To take up a question your Honour Justice Gordon asked of my friend, those, necessarily, are saying this is the extent of what is wrong; read with the earlier findings of the problem, its risk and the troubling behaviours it was associated with. The flipside is, it was otherwise normal. That is the only way that this would work. One does not need affidavits to say how many kilometres you have done by the time of turning up to otherwise perfect the inquiry.

There are, then, from 638, findings specifically about each component deficiency. Then, from 652, the architecture deficiency. One finally gets, at 674, the finding as to missed Ms Capic’s vehicle of section 54, all of which relies on the earlier reasoning, not her particular unhappy experience. From 675, there is then stated the conclusions of this. So, to suggest that the primary judge has not done what was required by 272(1)(a) and have regard to the failure to comply, we would submit that does not arise on his Honour’s reasoning.

At 884, the paragraph that was challenged in the Full Court by Ford, his Honour was not saying I am not taking into account the 54 findings, what he was saying is, because Ms Capic ran her case on the propensity case, I definitely have this problem but I am not complaining about every time it in fact happened to me afterwards, then that is why he says the fact that the risks came to pass – that she lost power on the highway – that is not to the point, I have to assess the case you ran, which was the failure to comply in the terms that you did it.
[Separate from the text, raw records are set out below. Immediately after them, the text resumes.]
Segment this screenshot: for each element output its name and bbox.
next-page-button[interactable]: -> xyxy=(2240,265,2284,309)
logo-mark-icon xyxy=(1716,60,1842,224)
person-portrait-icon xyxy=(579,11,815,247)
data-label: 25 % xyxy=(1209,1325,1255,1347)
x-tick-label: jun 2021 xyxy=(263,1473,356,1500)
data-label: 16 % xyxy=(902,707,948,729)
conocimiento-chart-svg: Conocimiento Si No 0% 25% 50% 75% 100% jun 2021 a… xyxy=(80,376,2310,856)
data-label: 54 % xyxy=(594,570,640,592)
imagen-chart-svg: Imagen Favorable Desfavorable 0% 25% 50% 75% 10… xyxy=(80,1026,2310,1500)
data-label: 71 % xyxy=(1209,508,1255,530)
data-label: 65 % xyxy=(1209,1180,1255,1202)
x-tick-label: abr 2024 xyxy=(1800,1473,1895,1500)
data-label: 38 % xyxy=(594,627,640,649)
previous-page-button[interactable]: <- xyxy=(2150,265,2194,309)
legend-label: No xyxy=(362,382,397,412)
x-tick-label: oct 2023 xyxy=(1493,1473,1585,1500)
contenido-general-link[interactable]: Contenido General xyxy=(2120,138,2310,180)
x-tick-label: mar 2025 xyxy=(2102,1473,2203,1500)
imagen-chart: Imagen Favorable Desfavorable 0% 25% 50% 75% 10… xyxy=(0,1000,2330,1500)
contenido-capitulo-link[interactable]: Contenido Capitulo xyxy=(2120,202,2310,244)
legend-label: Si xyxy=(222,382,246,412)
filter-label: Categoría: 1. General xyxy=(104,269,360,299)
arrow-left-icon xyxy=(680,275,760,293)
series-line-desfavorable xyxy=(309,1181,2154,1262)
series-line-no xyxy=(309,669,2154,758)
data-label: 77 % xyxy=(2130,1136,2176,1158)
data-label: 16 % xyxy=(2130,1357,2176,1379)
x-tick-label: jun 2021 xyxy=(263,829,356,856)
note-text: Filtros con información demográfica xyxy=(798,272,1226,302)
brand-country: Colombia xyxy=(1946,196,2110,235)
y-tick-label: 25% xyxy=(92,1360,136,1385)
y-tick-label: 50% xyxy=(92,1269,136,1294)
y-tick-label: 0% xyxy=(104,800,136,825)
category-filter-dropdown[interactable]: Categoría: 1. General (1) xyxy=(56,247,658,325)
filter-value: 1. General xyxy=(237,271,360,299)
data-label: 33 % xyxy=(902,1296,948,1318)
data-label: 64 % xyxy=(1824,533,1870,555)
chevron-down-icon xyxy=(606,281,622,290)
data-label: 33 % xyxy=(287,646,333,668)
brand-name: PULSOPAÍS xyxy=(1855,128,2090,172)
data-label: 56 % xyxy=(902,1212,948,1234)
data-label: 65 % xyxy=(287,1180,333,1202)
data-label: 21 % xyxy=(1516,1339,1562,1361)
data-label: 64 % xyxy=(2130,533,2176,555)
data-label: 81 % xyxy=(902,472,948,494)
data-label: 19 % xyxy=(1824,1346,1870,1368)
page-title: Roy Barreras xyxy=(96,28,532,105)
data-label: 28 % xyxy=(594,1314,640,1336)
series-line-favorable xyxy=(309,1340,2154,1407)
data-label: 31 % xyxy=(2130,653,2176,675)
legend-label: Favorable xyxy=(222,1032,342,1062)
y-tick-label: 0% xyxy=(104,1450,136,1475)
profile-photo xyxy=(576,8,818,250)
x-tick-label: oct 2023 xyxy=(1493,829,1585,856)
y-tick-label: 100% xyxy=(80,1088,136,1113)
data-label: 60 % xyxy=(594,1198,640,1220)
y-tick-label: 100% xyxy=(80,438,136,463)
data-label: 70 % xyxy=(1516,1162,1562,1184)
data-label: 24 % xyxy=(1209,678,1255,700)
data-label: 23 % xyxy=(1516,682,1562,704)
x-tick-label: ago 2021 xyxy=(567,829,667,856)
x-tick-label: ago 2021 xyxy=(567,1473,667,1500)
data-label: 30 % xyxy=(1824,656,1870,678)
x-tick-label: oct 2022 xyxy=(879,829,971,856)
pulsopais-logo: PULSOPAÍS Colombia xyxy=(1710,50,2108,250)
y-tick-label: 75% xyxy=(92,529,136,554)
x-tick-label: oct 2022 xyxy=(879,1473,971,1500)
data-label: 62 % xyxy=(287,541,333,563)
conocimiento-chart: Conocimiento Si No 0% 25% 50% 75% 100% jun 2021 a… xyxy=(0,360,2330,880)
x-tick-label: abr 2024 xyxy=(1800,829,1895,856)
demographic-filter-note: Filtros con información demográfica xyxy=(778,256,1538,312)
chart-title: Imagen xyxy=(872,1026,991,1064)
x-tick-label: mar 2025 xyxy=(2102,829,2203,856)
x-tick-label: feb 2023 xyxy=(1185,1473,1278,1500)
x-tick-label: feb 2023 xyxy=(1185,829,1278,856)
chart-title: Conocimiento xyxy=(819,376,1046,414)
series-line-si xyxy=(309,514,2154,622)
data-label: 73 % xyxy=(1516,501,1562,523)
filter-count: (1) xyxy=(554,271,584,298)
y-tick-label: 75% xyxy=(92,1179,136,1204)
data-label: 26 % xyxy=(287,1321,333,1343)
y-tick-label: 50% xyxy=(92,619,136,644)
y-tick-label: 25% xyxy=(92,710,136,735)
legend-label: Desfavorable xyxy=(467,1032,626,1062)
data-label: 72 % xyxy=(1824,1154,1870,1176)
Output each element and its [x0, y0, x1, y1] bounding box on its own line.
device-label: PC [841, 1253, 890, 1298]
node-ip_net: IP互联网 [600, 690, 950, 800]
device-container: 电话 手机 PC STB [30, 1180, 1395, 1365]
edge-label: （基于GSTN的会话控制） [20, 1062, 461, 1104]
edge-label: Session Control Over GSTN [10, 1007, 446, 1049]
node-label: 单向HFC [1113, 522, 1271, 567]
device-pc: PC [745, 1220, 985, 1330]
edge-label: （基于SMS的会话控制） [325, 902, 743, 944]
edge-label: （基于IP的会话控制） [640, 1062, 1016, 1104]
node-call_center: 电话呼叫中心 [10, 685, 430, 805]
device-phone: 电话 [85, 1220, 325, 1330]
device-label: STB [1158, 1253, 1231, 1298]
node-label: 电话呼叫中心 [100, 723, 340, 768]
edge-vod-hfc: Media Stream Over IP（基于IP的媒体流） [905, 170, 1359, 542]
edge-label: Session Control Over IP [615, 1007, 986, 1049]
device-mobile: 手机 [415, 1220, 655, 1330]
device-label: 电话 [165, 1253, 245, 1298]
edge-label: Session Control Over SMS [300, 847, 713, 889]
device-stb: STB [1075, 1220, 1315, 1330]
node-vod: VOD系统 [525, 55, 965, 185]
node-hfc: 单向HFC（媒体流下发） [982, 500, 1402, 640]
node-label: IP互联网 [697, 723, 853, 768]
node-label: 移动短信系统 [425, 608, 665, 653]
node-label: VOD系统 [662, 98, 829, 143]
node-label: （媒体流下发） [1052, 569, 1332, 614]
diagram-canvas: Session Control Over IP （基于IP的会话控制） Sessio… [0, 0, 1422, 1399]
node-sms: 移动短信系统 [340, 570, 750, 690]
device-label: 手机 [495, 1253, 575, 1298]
That then brings me to the last issue, which is the post‑supply application of repairs, and I think in the course of the exchange earlier as to the range of possibilities and how it works on the two approaches, your Honours have heard what we wish to say in reply on that issue.

May it please the Court.

GAGELER CJ: Thank you, Ms Roughley. The Court will consider its decision in this matter and will adjourn until 10.00 am on Tuesday, 16 April.